A debate about the need for the state funding has ensued. The Vermont Association of Hospitals and Health Systems opposed the funding cut, arguing that the state should somehow support psychiatric patients that are under the involuntary care of the commissioner of mental health.

“That means that the emergency department cannot allow that person to leave,” said Devon Green, the association’s vice president of government relations. “Our emergency departments, especially those in hospitals without an inpatient psychiatric care unit, need help to do this safely and in the most therapeutic way possible for the patients who are in the care and custody of the commissioner.”

The House Health Care Committee, in making its fiscal year 2020 budget recommendations, also did not agree with the administration’s plan to cut the funding. Instead, the committee deferred to a group that has been meeting to discuss the issue.

Rep. Bill Lippert, D-Hinesburg, chairman of House Health Care, recommended that the Appropriations Committee “reserve what is currently being spent for sheriff supervision and that it be redirected to fund the support of individuals in the emergency department who are within the commissioner of mental health’s custody per the recommendation of the stakeholder group.”

Though House Appropriations didn’t follow that recommendation, the group that Lippert referred to may come up with a way to resolve the funding dispute — and, potentially, a way to improve mental health treatment in medical hospitals.

In an interview on Monday, Squirrell said state officials have been meeting with interested parties including patient advocates and the hospital association to discuss the emergency room issue. The group plans to soon issue findings “related to opportunities for security and therapeutic supports in emergency departments,” she said.

“We all want the experience of those who are accessing services in an emergency room to meet their needs as therapeutically as possible and also ensure the safety of patients and staff,” Squirrell said.

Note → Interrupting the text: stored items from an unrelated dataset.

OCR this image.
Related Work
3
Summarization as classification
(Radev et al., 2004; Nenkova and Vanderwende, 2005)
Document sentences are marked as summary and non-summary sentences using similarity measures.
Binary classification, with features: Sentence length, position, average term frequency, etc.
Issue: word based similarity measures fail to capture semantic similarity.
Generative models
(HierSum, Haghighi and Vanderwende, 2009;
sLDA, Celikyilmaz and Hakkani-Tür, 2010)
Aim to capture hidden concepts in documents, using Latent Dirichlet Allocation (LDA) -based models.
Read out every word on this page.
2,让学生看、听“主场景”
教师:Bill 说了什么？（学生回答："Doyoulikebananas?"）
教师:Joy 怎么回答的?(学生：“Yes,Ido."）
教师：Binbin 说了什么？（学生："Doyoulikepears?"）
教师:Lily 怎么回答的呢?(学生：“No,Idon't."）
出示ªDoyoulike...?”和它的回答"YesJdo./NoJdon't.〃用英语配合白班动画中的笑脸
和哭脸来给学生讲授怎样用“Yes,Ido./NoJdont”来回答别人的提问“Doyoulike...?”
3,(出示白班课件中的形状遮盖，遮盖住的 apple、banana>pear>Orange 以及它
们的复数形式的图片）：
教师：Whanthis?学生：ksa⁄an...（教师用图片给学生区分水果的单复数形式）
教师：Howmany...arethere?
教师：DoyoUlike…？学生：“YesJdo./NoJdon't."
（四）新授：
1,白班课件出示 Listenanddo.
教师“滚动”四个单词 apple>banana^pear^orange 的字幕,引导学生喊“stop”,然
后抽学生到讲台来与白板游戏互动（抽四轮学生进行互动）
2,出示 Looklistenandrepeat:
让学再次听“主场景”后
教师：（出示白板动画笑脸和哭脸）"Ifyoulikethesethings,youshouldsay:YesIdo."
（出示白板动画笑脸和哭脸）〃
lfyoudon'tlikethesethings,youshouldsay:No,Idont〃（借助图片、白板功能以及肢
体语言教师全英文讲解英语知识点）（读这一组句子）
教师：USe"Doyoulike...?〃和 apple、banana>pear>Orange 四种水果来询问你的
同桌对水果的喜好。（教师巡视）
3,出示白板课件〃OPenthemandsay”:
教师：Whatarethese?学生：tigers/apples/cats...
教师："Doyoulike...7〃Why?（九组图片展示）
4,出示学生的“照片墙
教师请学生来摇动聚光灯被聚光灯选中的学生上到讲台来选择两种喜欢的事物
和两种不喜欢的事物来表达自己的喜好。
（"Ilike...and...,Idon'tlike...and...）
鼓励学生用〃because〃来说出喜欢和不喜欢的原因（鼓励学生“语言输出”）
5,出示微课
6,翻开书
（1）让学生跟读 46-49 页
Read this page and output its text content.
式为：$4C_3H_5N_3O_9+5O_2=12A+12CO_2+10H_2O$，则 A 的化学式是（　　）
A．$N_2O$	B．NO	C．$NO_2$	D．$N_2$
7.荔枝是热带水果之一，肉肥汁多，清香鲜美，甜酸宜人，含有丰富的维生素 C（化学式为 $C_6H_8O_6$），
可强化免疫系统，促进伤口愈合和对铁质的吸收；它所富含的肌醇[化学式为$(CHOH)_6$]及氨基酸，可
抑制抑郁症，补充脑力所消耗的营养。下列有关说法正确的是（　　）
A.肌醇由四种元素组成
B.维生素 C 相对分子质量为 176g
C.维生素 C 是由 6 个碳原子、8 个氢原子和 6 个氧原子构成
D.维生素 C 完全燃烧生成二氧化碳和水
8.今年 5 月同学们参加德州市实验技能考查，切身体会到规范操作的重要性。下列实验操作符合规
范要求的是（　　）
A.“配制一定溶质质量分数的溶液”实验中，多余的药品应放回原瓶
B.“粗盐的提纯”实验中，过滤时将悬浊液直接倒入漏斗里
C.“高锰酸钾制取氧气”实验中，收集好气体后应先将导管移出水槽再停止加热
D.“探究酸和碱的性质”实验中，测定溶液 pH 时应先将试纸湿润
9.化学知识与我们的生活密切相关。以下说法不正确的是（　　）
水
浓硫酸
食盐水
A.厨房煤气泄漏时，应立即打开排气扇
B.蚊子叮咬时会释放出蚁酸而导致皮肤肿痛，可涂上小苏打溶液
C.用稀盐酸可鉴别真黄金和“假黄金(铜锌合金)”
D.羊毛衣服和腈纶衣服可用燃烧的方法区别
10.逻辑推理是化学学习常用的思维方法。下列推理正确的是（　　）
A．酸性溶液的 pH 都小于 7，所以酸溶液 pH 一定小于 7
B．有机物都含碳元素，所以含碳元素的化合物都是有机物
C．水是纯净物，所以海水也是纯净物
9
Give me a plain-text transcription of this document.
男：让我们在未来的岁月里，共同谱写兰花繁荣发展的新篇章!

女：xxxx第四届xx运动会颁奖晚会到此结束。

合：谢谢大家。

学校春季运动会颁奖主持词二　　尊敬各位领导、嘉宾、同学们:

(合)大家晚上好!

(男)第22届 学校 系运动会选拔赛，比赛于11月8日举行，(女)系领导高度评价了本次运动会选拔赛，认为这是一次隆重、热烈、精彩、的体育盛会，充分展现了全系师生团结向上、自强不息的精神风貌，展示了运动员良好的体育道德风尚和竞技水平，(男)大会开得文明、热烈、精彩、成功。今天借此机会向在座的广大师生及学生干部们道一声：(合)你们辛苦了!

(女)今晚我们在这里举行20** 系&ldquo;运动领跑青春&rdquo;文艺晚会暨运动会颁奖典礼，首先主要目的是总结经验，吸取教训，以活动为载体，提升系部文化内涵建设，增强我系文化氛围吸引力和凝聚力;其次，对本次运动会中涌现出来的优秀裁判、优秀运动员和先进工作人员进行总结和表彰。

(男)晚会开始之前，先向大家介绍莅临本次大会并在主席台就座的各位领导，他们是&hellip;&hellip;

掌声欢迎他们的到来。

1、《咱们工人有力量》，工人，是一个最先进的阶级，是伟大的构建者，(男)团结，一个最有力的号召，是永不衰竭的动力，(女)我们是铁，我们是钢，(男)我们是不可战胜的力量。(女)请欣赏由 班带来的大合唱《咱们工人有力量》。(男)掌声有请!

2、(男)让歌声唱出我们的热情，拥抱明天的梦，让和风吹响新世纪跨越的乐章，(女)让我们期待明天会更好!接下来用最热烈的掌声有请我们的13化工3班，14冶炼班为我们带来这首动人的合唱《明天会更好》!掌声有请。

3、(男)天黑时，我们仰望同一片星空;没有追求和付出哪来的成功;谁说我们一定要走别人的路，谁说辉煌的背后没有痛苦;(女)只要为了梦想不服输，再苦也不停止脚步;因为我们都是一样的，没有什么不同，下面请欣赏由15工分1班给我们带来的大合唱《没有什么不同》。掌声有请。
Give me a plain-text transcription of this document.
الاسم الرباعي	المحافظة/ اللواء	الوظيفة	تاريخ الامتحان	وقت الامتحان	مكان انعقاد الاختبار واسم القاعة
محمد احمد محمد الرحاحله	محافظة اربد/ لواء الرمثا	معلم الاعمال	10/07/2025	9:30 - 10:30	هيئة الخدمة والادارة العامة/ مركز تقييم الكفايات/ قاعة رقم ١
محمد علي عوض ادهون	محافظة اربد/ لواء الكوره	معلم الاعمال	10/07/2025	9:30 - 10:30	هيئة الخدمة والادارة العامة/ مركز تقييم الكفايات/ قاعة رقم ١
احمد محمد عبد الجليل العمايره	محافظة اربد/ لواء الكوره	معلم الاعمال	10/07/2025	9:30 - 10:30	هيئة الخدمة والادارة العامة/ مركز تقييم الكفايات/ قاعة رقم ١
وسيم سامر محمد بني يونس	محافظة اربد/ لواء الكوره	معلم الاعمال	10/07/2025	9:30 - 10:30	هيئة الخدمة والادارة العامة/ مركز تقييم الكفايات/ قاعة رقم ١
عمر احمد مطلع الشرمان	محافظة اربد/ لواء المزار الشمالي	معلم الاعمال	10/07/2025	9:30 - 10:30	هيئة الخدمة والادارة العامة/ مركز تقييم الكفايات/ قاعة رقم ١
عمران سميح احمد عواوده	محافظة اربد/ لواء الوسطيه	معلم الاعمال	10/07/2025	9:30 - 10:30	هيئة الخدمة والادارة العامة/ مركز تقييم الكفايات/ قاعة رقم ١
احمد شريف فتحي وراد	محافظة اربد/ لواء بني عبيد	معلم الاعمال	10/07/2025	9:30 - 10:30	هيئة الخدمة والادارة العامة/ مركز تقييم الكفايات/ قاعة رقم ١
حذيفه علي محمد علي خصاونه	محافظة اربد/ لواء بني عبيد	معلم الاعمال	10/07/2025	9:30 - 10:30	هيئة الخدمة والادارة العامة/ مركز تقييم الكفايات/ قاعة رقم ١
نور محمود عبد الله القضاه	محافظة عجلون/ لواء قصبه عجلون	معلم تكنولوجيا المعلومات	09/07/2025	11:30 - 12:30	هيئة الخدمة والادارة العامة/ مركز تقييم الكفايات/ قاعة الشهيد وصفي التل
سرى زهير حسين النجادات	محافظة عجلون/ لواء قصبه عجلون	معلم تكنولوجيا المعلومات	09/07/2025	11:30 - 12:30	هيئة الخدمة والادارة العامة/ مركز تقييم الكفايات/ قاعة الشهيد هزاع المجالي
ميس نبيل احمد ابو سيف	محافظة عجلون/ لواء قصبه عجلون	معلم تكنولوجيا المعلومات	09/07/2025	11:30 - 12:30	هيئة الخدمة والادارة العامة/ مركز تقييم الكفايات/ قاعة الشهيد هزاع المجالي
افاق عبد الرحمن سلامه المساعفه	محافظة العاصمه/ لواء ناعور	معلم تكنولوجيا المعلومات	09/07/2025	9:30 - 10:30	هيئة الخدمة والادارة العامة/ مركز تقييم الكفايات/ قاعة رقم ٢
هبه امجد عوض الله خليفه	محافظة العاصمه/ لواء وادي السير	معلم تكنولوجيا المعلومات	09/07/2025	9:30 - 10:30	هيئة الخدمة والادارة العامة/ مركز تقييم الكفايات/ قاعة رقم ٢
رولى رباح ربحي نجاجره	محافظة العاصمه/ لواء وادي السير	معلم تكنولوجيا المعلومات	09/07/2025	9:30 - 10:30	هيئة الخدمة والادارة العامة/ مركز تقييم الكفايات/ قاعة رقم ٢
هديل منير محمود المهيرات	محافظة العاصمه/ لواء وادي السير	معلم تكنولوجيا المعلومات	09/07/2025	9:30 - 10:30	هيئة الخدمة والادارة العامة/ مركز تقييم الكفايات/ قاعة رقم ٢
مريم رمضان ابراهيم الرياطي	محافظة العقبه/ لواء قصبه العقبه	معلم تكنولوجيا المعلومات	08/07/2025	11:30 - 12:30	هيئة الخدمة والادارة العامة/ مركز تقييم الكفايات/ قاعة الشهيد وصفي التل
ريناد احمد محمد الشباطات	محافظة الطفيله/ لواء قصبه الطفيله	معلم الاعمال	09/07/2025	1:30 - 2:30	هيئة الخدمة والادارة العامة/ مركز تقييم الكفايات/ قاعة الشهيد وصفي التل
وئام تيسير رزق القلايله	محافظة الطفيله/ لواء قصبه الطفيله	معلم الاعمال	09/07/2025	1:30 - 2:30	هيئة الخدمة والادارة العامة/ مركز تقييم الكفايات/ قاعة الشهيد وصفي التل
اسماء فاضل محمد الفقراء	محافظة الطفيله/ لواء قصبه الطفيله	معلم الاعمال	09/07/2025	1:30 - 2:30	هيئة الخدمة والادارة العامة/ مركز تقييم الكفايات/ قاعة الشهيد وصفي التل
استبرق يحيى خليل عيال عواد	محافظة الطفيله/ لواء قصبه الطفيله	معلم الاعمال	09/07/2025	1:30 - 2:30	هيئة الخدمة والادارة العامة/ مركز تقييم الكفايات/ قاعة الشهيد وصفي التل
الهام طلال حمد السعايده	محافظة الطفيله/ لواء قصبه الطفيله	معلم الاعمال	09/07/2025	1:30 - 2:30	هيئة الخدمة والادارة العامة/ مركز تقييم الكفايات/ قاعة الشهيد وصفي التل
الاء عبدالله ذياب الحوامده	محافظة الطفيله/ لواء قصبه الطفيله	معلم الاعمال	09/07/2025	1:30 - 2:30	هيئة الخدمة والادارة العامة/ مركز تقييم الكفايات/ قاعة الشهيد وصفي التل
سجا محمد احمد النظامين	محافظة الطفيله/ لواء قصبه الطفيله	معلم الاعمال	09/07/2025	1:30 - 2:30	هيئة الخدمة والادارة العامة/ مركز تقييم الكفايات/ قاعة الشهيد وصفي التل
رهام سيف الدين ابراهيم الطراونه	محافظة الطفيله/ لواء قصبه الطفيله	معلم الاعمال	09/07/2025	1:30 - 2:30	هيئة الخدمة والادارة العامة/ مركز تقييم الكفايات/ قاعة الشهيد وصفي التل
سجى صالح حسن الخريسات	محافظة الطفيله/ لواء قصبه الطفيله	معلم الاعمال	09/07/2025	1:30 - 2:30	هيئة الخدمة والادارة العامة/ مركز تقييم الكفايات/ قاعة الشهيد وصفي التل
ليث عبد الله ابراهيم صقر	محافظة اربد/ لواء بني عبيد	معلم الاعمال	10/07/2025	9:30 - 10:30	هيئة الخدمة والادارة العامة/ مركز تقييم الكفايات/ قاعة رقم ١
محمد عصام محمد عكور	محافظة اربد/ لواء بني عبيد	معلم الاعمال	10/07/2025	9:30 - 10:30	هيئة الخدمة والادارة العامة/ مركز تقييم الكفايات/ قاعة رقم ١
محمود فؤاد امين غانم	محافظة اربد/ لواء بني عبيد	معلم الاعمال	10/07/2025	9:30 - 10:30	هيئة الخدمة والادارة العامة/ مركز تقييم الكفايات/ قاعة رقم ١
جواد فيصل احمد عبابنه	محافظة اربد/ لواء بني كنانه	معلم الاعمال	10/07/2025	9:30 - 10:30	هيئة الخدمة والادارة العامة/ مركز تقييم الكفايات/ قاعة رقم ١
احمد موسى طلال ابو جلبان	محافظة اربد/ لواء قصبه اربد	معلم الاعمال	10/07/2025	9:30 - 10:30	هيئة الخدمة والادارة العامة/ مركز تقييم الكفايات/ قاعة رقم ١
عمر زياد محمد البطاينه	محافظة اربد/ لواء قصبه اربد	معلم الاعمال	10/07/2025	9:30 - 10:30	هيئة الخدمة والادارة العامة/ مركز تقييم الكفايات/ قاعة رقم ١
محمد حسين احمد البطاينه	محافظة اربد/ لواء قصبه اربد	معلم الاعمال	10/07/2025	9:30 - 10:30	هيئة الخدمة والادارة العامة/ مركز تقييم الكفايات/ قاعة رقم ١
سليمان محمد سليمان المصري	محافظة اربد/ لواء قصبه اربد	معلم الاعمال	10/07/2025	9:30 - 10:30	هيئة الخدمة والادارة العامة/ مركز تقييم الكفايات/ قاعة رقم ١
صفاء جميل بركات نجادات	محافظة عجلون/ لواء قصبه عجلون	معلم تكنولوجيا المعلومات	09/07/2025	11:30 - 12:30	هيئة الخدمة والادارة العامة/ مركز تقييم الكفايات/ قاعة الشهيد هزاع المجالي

Green added that hospitals are “looking to the Department of Mental Health to partner with us on the effort.”

“This may mean something different than sheriffs, such as mental health technicians or other training or resources,” Green said. “Our hospitals believe strongly that with wait times on the rise, this is the wrong time to take away resources from our emergency departments for individuals in mental health crisis, especially from rural hospitals that do not have inpatient psychiatric units.”